Remember the 2015 Met Gala, when Rihanna wore that yellow dress, the fifty-five-pound empress’s cape which fluttered across the red carpet and left the Wintour congregation starry-eyed? Or perhaps you know of the domed golden gown, the Da Jing, that featured in the Metropolitan Museum of Arts’ ‘China: Through the Looking Glass’ exhibit. Well, this embroidered regal whirlpool pulsating with heritage and artisanship leaves one name on the lips of every onlooker: Guo Pei. Yet, despite her designs being shown at Paris Fashion Week, her creative army of 300 embroiderers and 200 designers in mainland China, and the generous spread of awards in her workshop, Rose Studio, Pei has had to overcome definite hurdles.

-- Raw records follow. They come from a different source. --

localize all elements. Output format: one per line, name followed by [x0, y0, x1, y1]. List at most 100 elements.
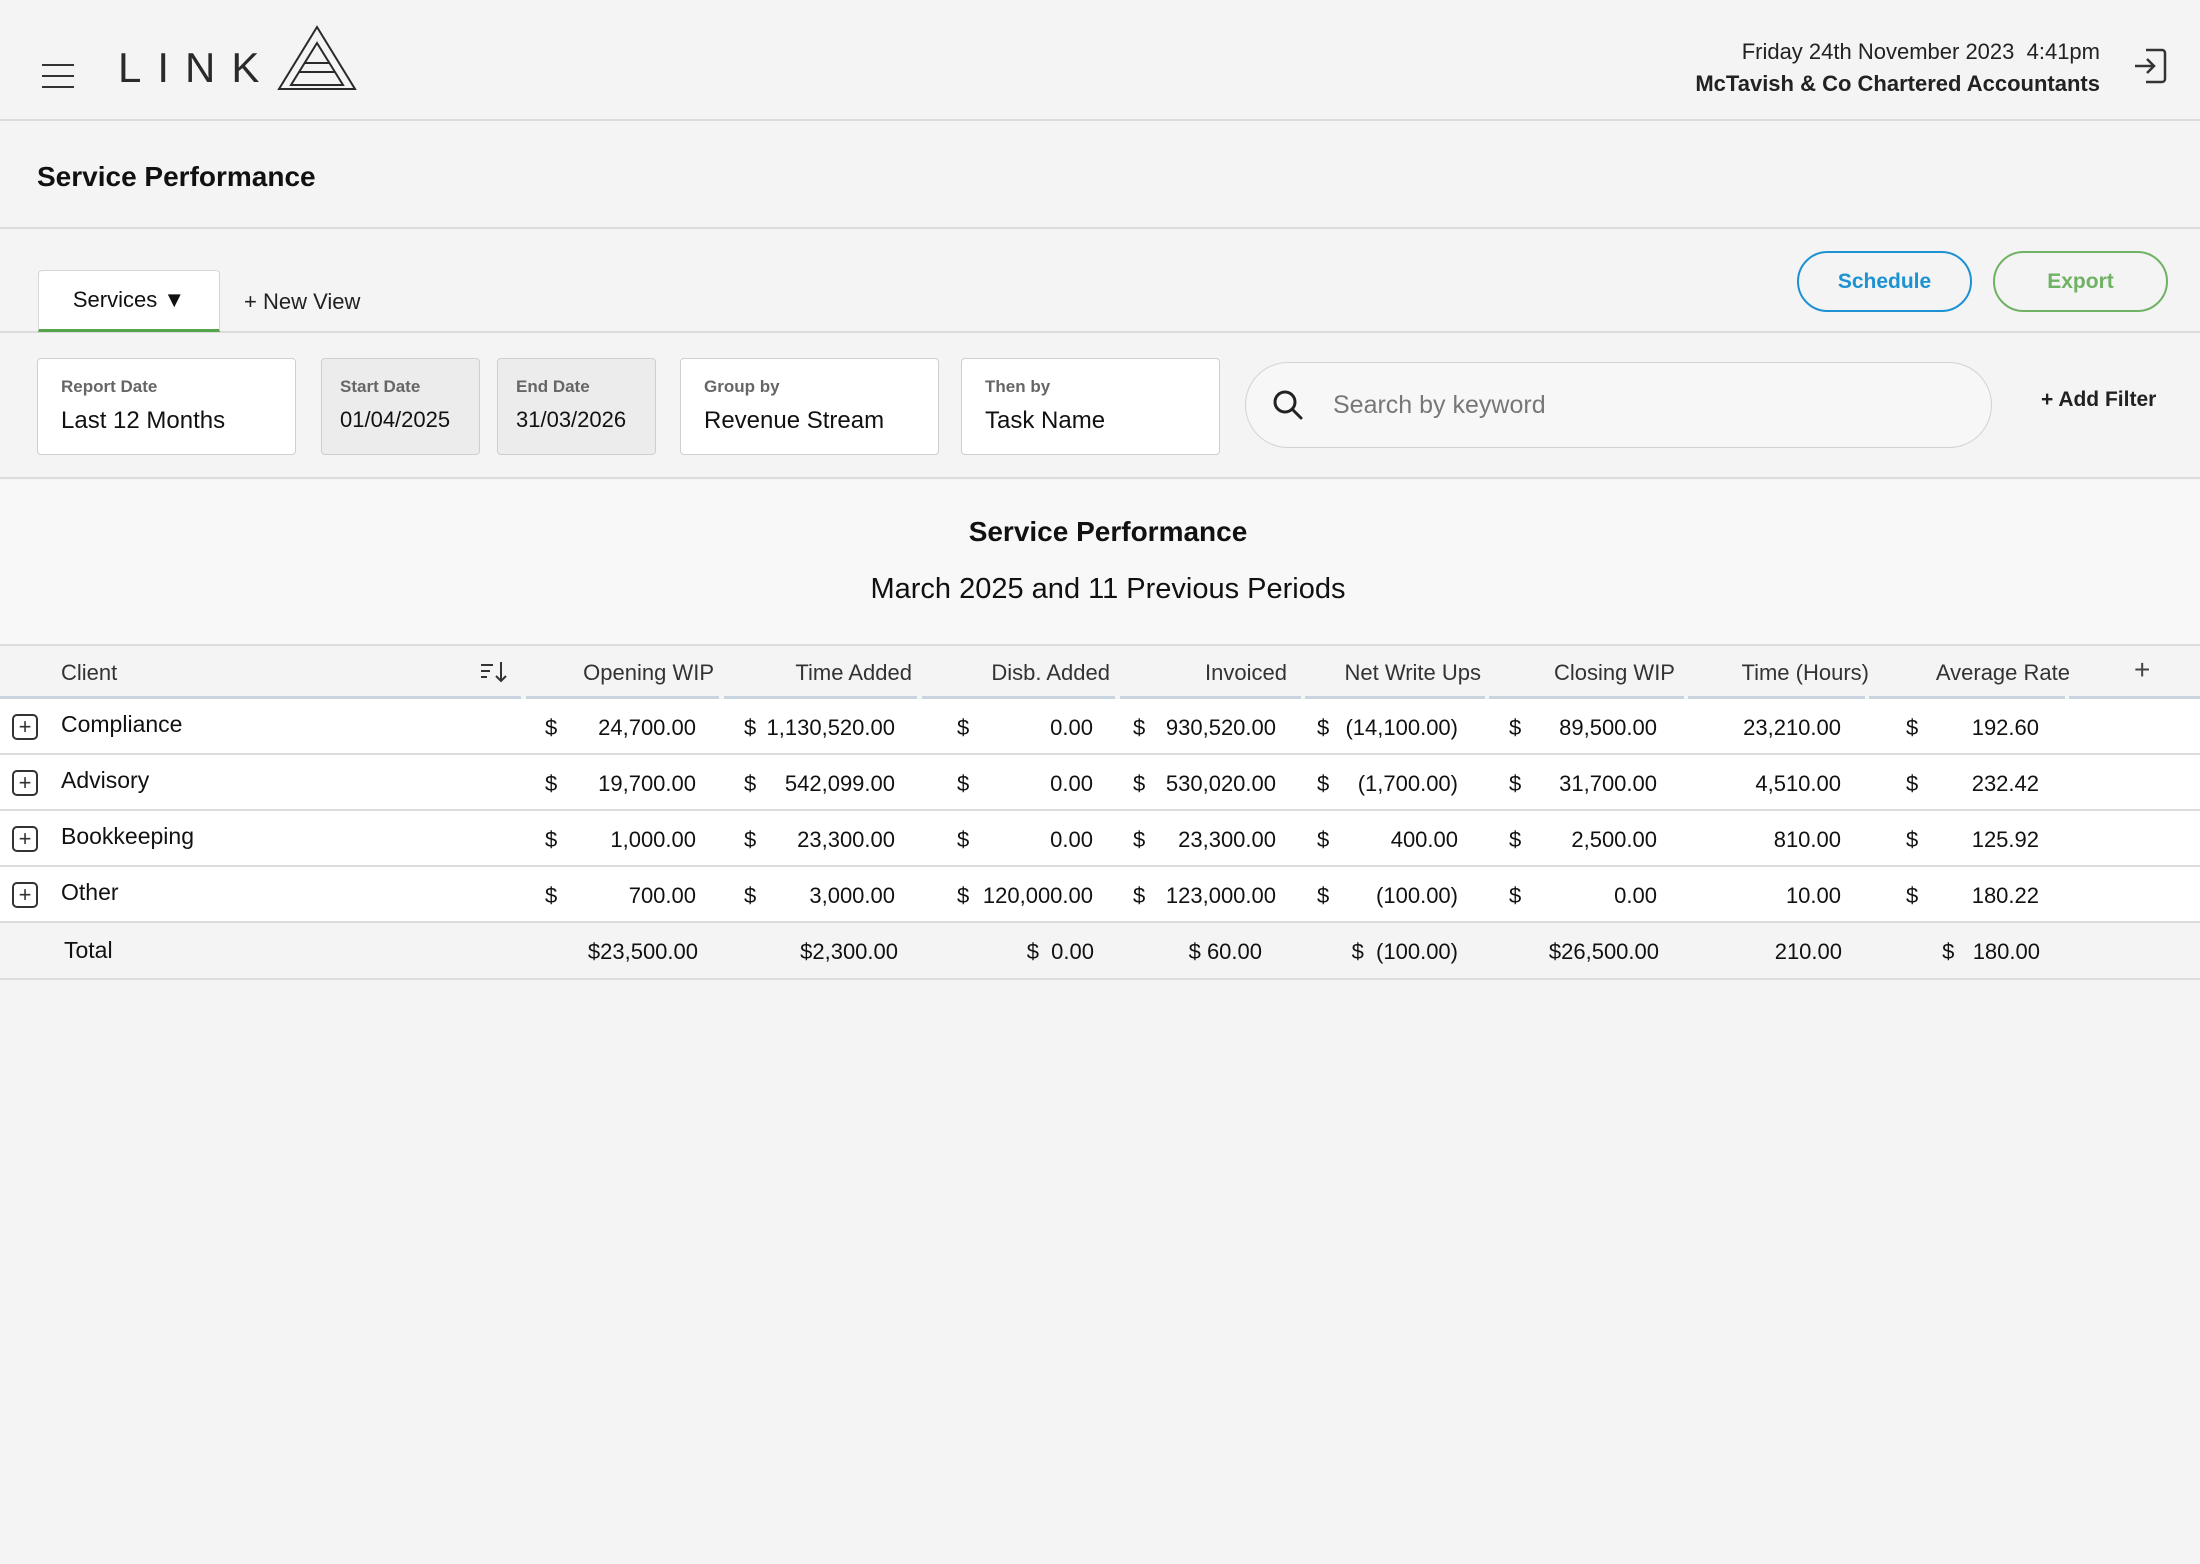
table-cell-value: 542,099.00	[784, 771, 895, 796]
end-date-value: 31/03/2026	[516, 407, 627, 432]
currency-symbol: $	[957, 715, 970, 740]
logo[interactable]: LINK	[118, 24, 358, 92]
then-by-filter[interactable]: Then by Task Name	[961, 358, 1220, 455]
report-header: Service Performance March 2025 and 11 Pr…	[0, 480, 2200, 644]
currency-symbol: $	[545, 715, 558, 740]
total-cell-value: $26,500.00	[1548, 939, 1659, 964]
expand-row-icon[interactable]: +	[12, 714, 38, 740]
table-cell-value: 232.42	[1971, 771, 2039, 796]
page-title: Service Performance	[37, 161, 316, 192]
search-input[interactable]	[1333, 390, 1933, 420]
total-cell-value: 210.00	[1774, 939, 1842, 964]
column-header-closing-wip[interactable]: Closing WIP	[1554, 660, 1675, 686]
column-header-invoiced[interactable]: Invoiced	[1205, 660, 1287, 686]
column-header-opening-wip[interactable]: Opening WIP	[583, 660, 714, 686]
table-cell-value: 0.00	[1050, 771, 1093, 796]
currency-symbol: $	[1317, 771, 1330, 796]
table-cell-value: 810.00	[1773, 827, 1841, 852]
report-date-filter[interactable]: Report Date Last 12 Months	[37, 358, 296, 455]
end-date-filter[interactable]: End Date 31/03/2026	[497, 358, 656, 455]
table-cell-value: 2,500.00	[1571, 827, 1657, 852]
currency-symbol: $	[1509, 883, 1522, 908]
table-cell-value: 530,020.00	[1165, 771, 1276, 796]
report-date-value: Last 12 Months	[61, 407, 226, 434]
title-bar: Service Performance	[0, 121, 2200, 229]
currency-symbol: $	[1317, 715, 1330, 740]
table-body: + Compliance $24,700.00 $1,130,520.00 $0.00 $…	[0, 699, 2200, 980]
logout-icon[interactable]	[2132, 46, 2168, 86]
currency-symbol: $	[1906, 771, 1919, 796]
currency-symbol: $	[1509, 715, 1522, 740]
row-label: Advisory	[61, 767, 150, 793]
total-row: Total $23,500.00 $2,300.00 $ 0.00 $ 60.00 $ (…	[0, 923, 2200, 980]
tab-services[interactable]: Services ▼	[38, 270, 220, 332]
schedule-button[interactable]: Schedule	[1797, 251, 1972, 312]
table-cell-value: 31,700.00	[1559, 771, 1657, 796]
current-date: Friday 24th November 2023 4:41pm	[1741, 39, 2100, 64]
group-by-filter[interactable]: Group by Revenue Stream	[680, 358, 939, 455]
sort-icon[interactable]	[480, 660, 510, 684]
table-cell-value: 89,500.00	[1559, 715, 1657, 740]
table-cell-value: 23,210.00	[1743, 715, 1841, 740]
total-cell-value: $2,300.00	[800, 939, 898, 964]
expand-row-icon[interactable]: +	[12, 826, 38, 852]
currency-symbol: $	[1133, 883, 1146, 908]
table-header: Client Opening WIP Time Added Disb. Adde…	[0, 644, 2200, 700]
table-cell-value: 125.92	[1971, 827, 2039, 852]
then-by-value: Task Name	[985, 407, 1106, 434]
search-box[interactable]	[1245, 362, 1992, 448]
column-header-net-write-ups[interactable]: Net Write Ups	[1344, 660, 1481, 686]
end-date-label: End Date	[516, 377, 590, 396]
column-header-disb-added[interactable]: Disb. Added	[991, 660, 1110, 686]
export-button[interactable]: Export	[1993, 251, 2168, 312]
table-row[interactable]: + Advisory $19,700.00 $542,099.00 $0.00 $530,…	[0, 755, 2200, 811]
currency-symbol: $	[545, 771, 558, 796]
expand-row-icon[interactable]: +	[12, 882, 38, 908]
currency-symbol: $	[744, 715, 757, 740]
table-cell-value: 400.00	[1390, 827, 1458, 852]
table-cell-value: 120,000.00	[982, 883, 1093, 908]
new-view-button[interactable]: + New View	[244, 289, 360, 315]
currency-symbol: $	[1317, 883, 1330, 908]
table-cell-value: 1,130,520.00	[766, 715, 895, 740]
header-info: Friday 24th November 2023 4:41pm McTavis…	[1695, 36, 2100, 100]
column-header-time-added[interactable]: Time Added	[795, 660, 912, 686]
table-row[interactable]: + Bookkeeping $1,000.00 $23,300.00 $0.00 $23,…	[0, 811, 2200, 867]
currency-symbol: $	[545, 883, 558, 908]
table-cell-value: 3,000.00	[809, 883, 895, 908]
table-cell-value: 24,700.00	[598, 715, 696, 740]
start-date-filter[interactable]: Start Date 01/04/2025	[321, 358, 480, 455]
column-header-average-rate[interactable]: Average Rate	[1936, 660, 2070, 686]
report-date-label: Report Date	[61, 377, 158, 396]
currency-symbol: $	[1509, 827, 1522, 852]
table-row[interactable]: + Compliance $24,700.00 $1,130,520.00 $0.00 $…	[0, 699, 2200, 755]
service-performance-table: Client Opening WIP Time Added Disb. Adde…	[0, 644, 2200, 980]
table-cell-value: 0.00	[1050, 827, 1093, 852]
start-date-value: 01/04/2025	[340, 407, 451, 432]
currency-symbol: $	[1133, 715, 1146, 740]
add-column-button[interactable]: +	[2134, 654, 2150, 686]
table-row[interactable]: + Other $700.00 $3,000.00 $120,000.00 $123,00…	[0, 867, 2200, 923]
currency-symbol: $	[744, 883, 757, 908]
total-cell-value: $23,500.00	[587, 939, 698, 964]
currency-symbol: $	[1906, 883, 1919, 908]
row-label: Bookkeeping	[61, 823, 194, 849]
column-header-time-hours[interactable]: Time (Hours)	[1741, 660, 1869, 686]
add-filter-button[interactable]: + Add Filter	[2041, 388, 2156, 412]
menu-icon[interactable]	[42, 64, 74, 88]
table-cell-value: 23,300.00	[1178, 827, 1276, 852]
firm-name: McTavish & Co Chartered Accountants	[1695, 71, 2100, 96]
logo-text: LINK	[118, 44, 276, 91]
view-tabs: Services ▼ + New View Schedule Export	[0, 229, 2200, 333]
expand-row-icon[interactable]: +	[12, 770, 38, 796]
table-cell-value: 0.00	[1614, 883, 1657, 908]
column-header-client[interactable]: Client	[61, 660, 117, 686]
total-label: Total	[64, 937, 113, 963]
filter-bar: Report Date Last 12 Months Start Date 01…	[0, 335, 2200, 479]
table-cell-value: (100.00)	[1376, 883, 1458, 908]
table-cell-value: 930,520.00	[1165, 715, 1276, 740]
table-cell-value: 0.00	[1050, 715, 1093, 740]
row-label: Compliance	[61, 711, 183, 737]
group-by-label: Group by	[704, 377, 780, 396]
total-cell-value: $ 180.00	[1942, 939, 2040, 964]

In an interview with the Wall Street Journal, Pei recalls an international media interview that she gave twenty years ago, and how she was told not to introduce herself as a Chinese designer but ‘just a designer’. When she showcased her work alongside Chanel and Dior at Paris Fashion Week, she was only the second Chinese artist to do so. She also tells the Journal that while she was growing up around the time of the Cultural Revolution in the 1960s, fashion designers were thought to be seamstresses in China, and that ‘no-one knew that clothes were supposed to be designed’.
Meanwhile, Pei has just showcased one of her most captivating collections: Fall 2019 ‘Alternate Universe’. Magically spun from a sustainable pineapple hemp fabric, the show doesn’t fail to show typical Pei opulence, with creations such as the Siamese-twin Marie Antoinette dress and the final piece, the sunburst flower-wall dress, which took seven years to complete.
We can see that in the face of adversity, Pei continues to flourish. Talking about the flurry of omelet memes of Rihanna’s dress, for instance, she smiles at the Wall Street Journal camera and laughs, glowing with admiration at ‘how these people can be so creative’. Essential to her work is preserving Chinese heritage; her embroidery has a strong link with the past Chinese royal family. To Pei, the inheritance of intangible cultural heritage is akin to blood lineage, and the strength of this reflection in her work is why she will only continue to power forward in the fashion world.